Tonight, the run of inconsistency continued, as Strasburg lasted just four innings, surrendering six Phillies runs on eight hits.
In Davey Johnson's eyes, it wasn't hard to pinpoint what went wrong for Strasburg tonight in the Nationals' 8-0 loss.
"Obviously, he didn't have his best stuff and his location wasn't real good," Johnson said. "Some pitch selections ... we know the hitters. We go over them. And he was fighting himself. Just, young pitcher. Lost a little poise. It's part of growing up.
"It's just a long grind and you can't be totally dominant every time you go out there. And he expects it of himself, and when he makes a bad pitch and a guy hits it out of the ballpark, it makes him try harder. It's part of learning."
So how does a starter develop a level of greater consistency from start to start?
"It's just experience," Johnson said. "He's a smart pitcher. He'll learn from that. With all the expectations and all the hype that's brought out, he has that bar way up there, too. So when he's not hitting his spots, he's not missing the bat, he loses a little bit of his cool demeanor. He very seldom has it, but that's part of it. It's part of becoming a very good pitcher."
As far as Johnson's concerned, that's one of the main issues with Strasburg - that when he struggles, he lets it get to him much more than he should. The Nats have been trying to work with Strasburg on brushing off bad pitches or poor results and wiping the mental slate clean, but they've still got some work to do in that area.
"He's such a competitor that he shows it," Johnson said. "It's just part of it."
Remarkably, tonight was just Cliff Lee's second win of the season.

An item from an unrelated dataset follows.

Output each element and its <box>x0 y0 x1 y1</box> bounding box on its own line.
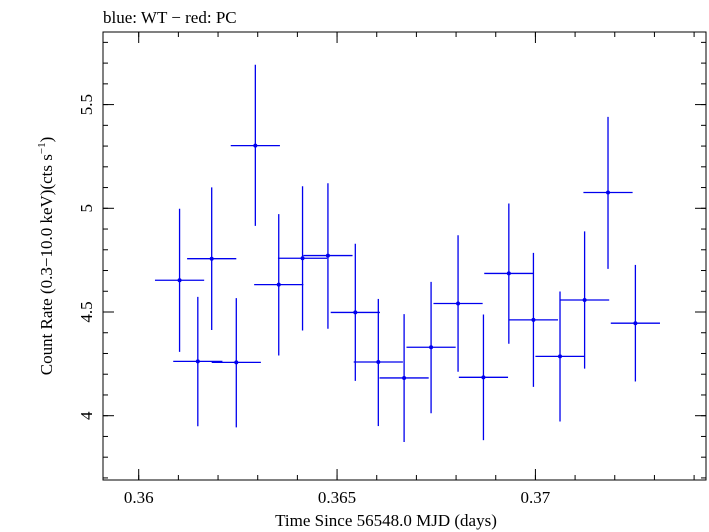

That number's deceiving, however, as he's still put up a decent 3.73 ERA and still is able to mow down a lineup, as he did tonight. Lee shut the Nats out over seven innings, retiring the final 10 hitters he saw.
"Got a pretty good pitcher going against us who has been down that road," Johnson said. "Seasoned. Doesn't make many mistakes. Pitched out of a couple jams, made good pitches. Happens."
Johnson joked that the only reason Lee left the game after seven innings was because he saw Nationals reliever Henry Rodriguez send one to the backstop in the top of the eighth, and with Lee's turn up two batters later, he might have kindly asked manager Charlie Manuel to go with a pinch hitter.
"I don't think he wanted to hit (against) Henry," Johnson said with a smile. "Takes pride in his hitting, but I think that ball that went to the backstop, I think he said, 'Skip, you can take me out now.'"
One play which Johnson likely hopes to forget was Jimmy Rollins' inside-the-park homer in the fourth, in which Bryce Harper ended up falling awkwardly on the warning track in right field and Roger Bernadina failed to back up the play, letting Rollins trot around the bases.
"Yeah, I mean, Roger should've been over there," Johnson said. "I was paying attention to (Harper) lying on the ground and thinking, 'I'm going to have to run out there.'"
If there is some good news from tonight, it's that it appears both Ryan Zimmerman and Adam LaRoche will be able to return to the lineup after missing tonight's game with back issues. After a game where the Nats were shut out and struck out 12 times, Zimmerman and LaRoche will be welcomed back with open arms.